In September 2022, President Félix Tshisekedi appointed a new leadership team for the ACP, including Tharcisse Kasongo Mwema Yamba Yamba, Bienvenu-Marie Bakumanya Bakwala, Jean-Médard Liwiso Mowelo, Mulumba Tshiani, Ali Kalonga, and Jean-Pierre Kezamudru Musisiri. Bakumanya was appointed director general and Liwiso became deputy director general. Kasongo became chairman of the board of directors. However, following his death on 12 November, Kezamudru was appointed acting chairman in January 2023 by the Minister of Communication and Media Patrick Muyaya Katembwe. In September 2024, Kalonga was appointed acting chairman and officially took office the following month.

=== Functions ===
As a national news agency, the ACP covers a broad range of political, economic, social, cultural, health, environmental, and judicial issues. Its reports are distributed to newspapers, broadcasters, websites, and other media organizations. The agency also provides specialized services, including visual content, economic and business reporting, and fact-checking.

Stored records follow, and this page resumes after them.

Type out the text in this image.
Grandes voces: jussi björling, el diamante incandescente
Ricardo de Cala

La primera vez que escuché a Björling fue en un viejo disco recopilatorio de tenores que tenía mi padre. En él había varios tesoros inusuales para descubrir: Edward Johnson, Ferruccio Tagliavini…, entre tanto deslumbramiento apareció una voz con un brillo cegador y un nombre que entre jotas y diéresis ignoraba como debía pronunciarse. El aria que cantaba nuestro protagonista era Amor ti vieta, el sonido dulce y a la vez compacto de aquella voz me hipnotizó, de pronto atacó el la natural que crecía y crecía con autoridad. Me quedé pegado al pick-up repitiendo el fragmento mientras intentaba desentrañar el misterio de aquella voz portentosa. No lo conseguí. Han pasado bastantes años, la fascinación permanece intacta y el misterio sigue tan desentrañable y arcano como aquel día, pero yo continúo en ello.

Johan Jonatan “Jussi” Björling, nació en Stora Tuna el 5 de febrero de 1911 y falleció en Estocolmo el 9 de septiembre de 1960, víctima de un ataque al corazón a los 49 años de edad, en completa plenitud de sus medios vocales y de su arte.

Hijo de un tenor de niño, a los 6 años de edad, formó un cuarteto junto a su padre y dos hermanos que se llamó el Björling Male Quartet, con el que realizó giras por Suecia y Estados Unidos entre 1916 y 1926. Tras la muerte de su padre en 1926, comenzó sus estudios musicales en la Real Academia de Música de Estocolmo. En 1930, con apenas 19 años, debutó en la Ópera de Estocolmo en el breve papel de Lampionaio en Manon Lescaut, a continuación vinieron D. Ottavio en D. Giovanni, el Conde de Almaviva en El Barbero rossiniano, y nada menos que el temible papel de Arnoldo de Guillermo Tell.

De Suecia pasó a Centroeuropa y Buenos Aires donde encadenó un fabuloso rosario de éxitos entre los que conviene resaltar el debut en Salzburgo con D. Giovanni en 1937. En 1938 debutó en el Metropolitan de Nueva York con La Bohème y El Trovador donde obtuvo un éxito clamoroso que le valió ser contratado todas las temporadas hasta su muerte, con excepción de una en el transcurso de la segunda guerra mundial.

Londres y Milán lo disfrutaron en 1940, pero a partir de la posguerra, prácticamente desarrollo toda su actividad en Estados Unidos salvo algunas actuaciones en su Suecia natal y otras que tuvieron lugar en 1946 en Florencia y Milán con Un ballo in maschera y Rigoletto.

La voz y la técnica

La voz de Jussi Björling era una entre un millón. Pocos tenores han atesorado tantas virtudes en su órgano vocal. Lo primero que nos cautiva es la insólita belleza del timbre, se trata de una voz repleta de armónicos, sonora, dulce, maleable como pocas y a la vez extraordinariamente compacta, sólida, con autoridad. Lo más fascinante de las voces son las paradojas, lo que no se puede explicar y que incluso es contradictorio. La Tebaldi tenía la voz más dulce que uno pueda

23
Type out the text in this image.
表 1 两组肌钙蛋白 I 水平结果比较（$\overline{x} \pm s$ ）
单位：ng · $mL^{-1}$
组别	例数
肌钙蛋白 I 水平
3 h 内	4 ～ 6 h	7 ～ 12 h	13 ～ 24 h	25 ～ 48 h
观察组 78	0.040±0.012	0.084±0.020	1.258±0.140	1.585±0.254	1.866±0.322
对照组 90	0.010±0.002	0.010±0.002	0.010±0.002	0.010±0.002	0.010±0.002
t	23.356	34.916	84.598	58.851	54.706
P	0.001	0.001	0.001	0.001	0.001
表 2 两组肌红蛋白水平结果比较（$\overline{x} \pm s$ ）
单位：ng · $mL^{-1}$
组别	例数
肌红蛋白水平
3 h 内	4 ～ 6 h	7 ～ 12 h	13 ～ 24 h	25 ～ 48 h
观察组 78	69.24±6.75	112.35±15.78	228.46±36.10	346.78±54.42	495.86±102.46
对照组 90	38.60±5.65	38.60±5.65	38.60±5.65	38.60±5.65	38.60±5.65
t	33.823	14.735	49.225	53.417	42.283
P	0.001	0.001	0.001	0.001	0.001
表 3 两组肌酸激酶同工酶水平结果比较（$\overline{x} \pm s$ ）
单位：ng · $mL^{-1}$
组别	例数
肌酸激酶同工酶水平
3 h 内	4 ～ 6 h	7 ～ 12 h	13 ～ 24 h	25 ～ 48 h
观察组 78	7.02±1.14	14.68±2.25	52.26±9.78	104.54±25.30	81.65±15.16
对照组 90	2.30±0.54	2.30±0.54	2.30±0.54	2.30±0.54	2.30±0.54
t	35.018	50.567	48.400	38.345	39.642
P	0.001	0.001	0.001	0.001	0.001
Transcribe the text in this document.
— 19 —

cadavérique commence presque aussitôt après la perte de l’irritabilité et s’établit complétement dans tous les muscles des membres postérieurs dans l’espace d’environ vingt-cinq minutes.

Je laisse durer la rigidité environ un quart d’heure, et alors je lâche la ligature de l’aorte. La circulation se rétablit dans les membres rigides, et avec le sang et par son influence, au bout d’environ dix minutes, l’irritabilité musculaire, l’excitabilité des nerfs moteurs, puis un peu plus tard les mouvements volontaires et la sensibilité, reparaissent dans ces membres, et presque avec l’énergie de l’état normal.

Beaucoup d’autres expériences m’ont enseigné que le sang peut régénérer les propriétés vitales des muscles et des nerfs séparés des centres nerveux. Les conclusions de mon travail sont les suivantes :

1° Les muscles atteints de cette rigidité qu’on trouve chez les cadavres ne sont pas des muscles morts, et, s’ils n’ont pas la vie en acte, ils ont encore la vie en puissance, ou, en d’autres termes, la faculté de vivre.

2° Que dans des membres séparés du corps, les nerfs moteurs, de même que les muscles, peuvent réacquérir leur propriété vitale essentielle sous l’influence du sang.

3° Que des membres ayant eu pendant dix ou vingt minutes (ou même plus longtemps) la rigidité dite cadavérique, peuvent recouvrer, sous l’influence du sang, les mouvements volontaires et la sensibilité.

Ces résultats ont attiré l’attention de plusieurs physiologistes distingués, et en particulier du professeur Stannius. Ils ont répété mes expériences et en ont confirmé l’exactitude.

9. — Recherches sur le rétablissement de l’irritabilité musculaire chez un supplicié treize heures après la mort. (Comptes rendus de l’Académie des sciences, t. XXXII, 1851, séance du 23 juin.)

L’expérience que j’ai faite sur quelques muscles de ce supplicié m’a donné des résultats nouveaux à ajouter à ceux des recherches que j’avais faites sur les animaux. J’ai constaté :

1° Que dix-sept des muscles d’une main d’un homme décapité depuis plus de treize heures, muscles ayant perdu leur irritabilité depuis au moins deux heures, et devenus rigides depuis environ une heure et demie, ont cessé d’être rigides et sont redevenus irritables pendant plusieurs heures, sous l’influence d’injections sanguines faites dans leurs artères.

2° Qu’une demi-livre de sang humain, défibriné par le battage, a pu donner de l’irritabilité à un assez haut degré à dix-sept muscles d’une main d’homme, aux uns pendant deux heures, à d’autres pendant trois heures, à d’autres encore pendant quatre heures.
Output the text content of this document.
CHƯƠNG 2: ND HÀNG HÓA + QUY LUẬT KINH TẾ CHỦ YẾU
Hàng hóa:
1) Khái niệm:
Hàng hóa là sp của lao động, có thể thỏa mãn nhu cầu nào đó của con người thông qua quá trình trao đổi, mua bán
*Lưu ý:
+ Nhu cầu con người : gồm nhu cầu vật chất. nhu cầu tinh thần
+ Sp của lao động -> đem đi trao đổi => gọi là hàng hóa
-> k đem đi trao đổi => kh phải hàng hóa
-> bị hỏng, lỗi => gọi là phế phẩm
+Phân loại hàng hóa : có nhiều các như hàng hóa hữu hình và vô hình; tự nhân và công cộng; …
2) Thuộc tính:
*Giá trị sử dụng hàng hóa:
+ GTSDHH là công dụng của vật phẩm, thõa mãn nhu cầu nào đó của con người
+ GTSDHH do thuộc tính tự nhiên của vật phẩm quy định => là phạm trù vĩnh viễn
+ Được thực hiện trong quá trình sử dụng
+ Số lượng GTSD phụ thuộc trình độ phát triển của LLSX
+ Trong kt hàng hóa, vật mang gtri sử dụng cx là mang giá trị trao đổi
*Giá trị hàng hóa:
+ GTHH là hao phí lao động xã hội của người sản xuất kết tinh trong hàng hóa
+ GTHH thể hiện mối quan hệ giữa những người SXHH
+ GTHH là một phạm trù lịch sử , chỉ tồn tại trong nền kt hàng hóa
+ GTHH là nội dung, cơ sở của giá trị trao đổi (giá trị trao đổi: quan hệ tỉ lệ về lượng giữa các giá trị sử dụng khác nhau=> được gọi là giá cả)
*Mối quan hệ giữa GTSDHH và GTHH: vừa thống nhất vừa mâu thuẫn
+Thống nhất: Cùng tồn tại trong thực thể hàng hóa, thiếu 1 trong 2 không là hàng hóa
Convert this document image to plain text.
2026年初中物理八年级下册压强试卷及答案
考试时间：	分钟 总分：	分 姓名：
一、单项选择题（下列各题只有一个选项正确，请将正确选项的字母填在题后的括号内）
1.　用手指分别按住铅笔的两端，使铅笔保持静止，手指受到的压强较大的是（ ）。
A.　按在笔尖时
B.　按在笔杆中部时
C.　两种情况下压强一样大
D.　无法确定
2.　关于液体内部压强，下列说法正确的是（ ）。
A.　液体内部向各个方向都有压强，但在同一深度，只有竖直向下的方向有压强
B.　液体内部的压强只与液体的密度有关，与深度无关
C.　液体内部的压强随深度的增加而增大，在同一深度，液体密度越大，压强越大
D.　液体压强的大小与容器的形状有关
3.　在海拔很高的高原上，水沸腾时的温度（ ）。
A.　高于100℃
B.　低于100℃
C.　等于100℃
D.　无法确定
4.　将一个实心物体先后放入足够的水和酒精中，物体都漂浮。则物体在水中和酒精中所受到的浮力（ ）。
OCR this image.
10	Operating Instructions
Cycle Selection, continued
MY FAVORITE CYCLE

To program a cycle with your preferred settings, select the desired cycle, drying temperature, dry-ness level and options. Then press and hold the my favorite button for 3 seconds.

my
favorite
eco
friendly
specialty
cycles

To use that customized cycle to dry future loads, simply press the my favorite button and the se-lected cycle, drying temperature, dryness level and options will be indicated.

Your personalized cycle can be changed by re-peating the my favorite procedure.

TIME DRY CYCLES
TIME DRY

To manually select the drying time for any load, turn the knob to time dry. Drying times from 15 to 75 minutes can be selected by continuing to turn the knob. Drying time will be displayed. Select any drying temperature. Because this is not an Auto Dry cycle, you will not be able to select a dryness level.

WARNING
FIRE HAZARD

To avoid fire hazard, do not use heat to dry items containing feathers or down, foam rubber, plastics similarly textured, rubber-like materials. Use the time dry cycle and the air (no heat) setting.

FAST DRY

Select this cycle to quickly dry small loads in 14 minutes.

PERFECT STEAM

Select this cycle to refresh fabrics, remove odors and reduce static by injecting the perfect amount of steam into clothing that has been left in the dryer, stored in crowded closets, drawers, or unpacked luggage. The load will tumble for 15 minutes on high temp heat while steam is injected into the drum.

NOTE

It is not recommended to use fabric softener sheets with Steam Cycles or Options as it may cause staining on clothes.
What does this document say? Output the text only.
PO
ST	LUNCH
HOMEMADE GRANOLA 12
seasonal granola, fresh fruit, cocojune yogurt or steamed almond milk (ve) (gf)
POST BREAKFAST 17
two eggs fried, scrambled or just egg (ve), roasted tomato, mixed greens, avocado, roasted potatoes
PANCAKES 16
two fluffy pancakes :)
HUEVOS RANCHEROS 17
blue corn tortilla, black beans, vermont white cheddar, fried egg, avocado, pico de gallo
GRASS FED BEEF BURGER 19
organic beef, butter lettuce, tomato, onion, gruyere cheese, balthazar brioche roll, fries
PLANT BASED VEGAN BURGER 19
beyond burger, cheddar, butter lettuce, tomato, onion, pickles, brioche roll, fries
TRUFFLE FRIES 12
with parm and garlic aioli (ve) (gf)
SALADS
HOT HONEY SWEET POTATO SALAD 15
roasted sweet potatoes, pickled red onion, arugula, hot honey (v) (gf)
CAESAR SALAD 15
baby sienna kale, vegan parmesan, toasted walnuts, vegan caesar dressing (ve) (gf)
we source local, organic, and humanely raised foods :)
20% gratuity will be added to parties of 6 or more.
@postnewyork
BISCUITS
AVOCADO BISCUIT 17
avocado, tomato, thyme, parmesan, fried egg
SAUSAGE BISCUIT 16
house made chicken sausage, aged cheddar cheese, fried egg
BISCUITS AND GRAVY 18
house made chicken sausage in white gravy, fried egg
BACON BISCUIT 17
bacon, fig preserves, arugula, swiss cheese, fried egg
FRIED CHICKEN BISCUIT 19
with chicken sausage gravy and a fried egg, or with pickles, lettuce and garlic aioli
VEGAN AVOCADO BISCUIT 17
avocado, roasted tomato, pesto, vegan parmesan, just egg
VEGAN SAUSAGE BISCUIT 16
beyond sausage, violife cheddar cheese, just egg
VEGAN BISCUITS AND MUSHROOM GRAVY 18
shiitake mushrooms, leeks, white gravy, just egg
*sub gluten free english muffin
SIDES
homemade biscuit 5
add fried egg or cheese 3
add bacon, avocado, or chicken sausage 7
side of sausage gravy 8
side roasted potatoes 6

It maintains its headquarters in Gombe, Kinshasa, and operates through provincial directorates and regional offices. In 2014, the agency was reported to have 614 employees and managers, of whom 486 were based in Kinshasa and 128 in the provinces. It operated 34 regional offices and maintained departments responsible for central news production, documentation and archives, specialized publications, human resources, finance, technical services, commerce, marketing, general services, research and projects, and internal auditing.

The ACP historically produced printed and electronic news bulletins. During the 2020s, the agency expanded its online operations and added photography, video, infographics, social media distribution, and fact-checking to its services. On 11 August 2025, it launched a new YouTube channel as part of its transition toward multimedia production.